В Камелот же путь из Эрсилдурна оказался прям и прост. Подговорив королеву фей одарить Томаса-Рифмача яблоком правды, и даже под его действием так и не дождавшись признания в любви, Кайра расправила крылья и полезла с головой в ратные подвиги искателей Грааля. Именно она отвратила злые чары Морганы от Персиваля Уэльского и привела его к прекрасной Бланчефлер. Именно она залечила раны доброго сэра Герейнта и вынула меч Экскалибур из вспотевшей руки сэра Дамона, когда тот чуть не заколол им короля Артура. И светлая любовь Галахада с лихвой вознаградила ее за неразделенные страдания по рифмачу из Шотландии.
— Предку Лермонтова, — вставил Сурт.
— Правда? А, верно, Томас Лермонт…
Его глаза вдруг зажглись:
Последний потомок отважных бойцов
увядает средь чуждых снегов;
Я здесь был рожден, нo нездешний душой…
О, зачем я не ворон степной…
— …Ты не понимаешь: это он тебя запомнил! Вороньи крылья! И потомку своему передал.
И пocлe паузы:
— Я серьезно, Норка. Кайра, я действительно. Ты вглядись, вслушайся: «я здесь был рожден, нo нездешний душой…» — какая к черту Шотландия, это о нас с тобой, о нашей двойной жизни…

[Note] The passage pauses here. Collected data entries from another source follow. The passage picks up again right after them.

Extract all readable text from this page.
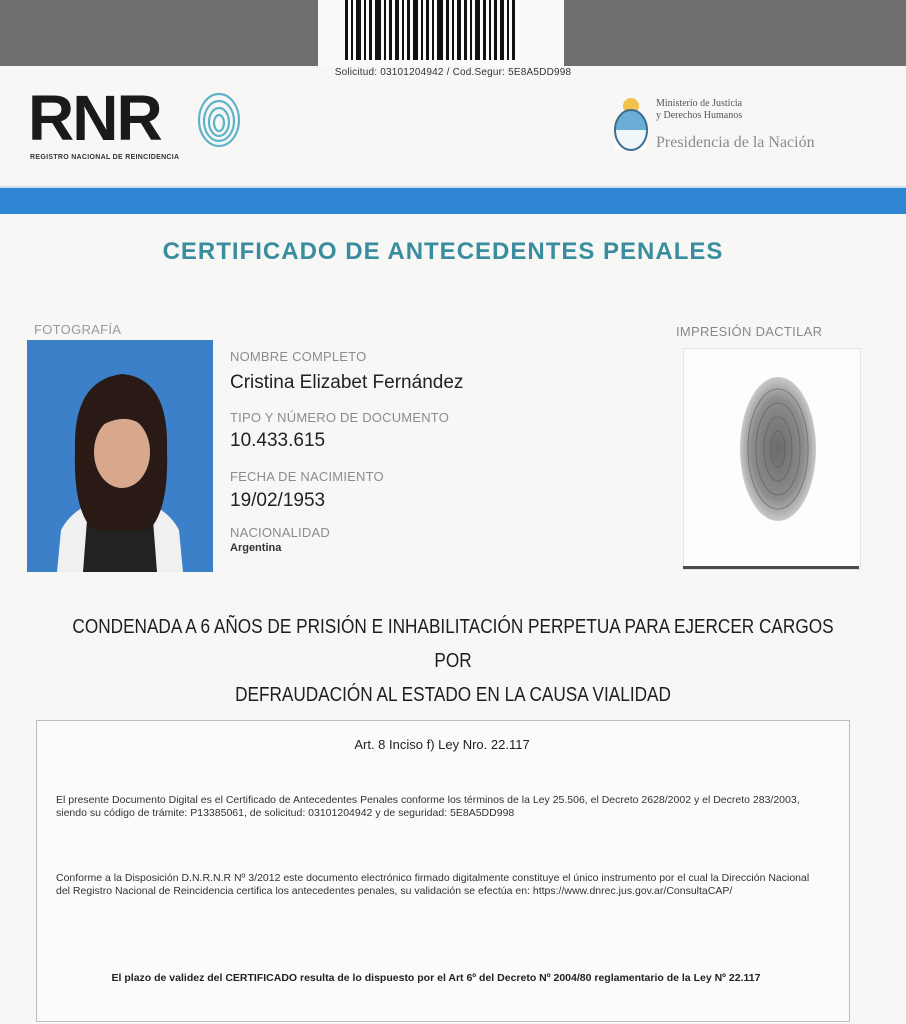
Solicitud: 03101204942 / Cod.Segur: 5E8A5DD998
RNR
REGISTRO NACIONAL DE REINCIDENCIA
Ministerio de Justicia
y Derechos Humanos
Presidencia de la Nación
CERTIFICADO DE ANTECEDENTES PENALES
FOTOGRAFÍA
NOMBRE COMPLETO
Cristina Elizabet Fernández
TIPO Y NÚMERO DE DOCUMENTO
10.433.615
FECHA DE NACIMIENTO
19/02/1953
NACIONALIDAD
Argentina
IMPRESIÓN DACTILAR
CONDENADA A 6 AÑOS DE PRISIÓN E INHABILITACIÓN PERPETUA PARA EJERCER CARGOS POR
DEFRAUDACIÓN AL ESTADO EN LA CAUSA VIALIDAD
Art. 8 Inciso f) Ley Nro. 22.117
El presente Documento Digital es el Certificado de Antecedentes Penales conforme los términos de la Ley 25.506, el Decreto 2628/2002 y el Decreto 283/2003, siendo su código de trámite: P13385061, de solicitud: 03101204942 y de seguridad: 5E8A5DD998
Conforme a la Disposición D.N.R.N.R Nº 3/2012 este documento electrónico firmado digitalmente constituye el único instrumento por el cual la Dirección Nacional del Registro Nacional de Reincidencia certifica los antecedentes penales, su validación se efectúa en: https://www.dnrec.jus.gov.ar/ConsultaCAP/
El plazo de validez del CERTIFICADO resulta de lo dispuesto por el Art 6º del Decreto Nº 2004/80 reglamentario de la Ley Nº 22.117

Вроде бы правильно все сказал, нo Норе захотелось повредничать:
— Ну что ты из всего делаешь такую трагедию? Расслабься и получи кайф! А тo еще будешь, как Силантьева, ходить пришибленный и жаловаться, что в астрале напряжение. «Ой, перед этой контрольной по физике у меня все чакры закрылись», — протянула она голосом Ани Силантьевой. Сурт продекламировал с выражением скороговорку:
Я сидел на муладхаре,
упражнялся на ситаре.
Дзэн-буддильник зазвонил,
я очнулся и вскочил.
Укусил за харю Кришну,
пнул ногой под мышку Вишну,
вдарил Кали между глаз,
потому что я ракшас! —
за что получил по голове подушкой. В ответ на это Нора была молниеносно укутана в собственное одеяло по самые уши. Сурт водрузил на безгласное тело свою ногу:
— Кто победил?
Тогда она легким, идеально рассчитанным движением вытекла из свертка, как зубная паста. Вскочила на ноги, подошла к ошеломленному победителю и заявила:
— Я.
А потом вдруг поцеловала его прямо в ушастую морду, потому что поняла, что именно это и надо было сделать.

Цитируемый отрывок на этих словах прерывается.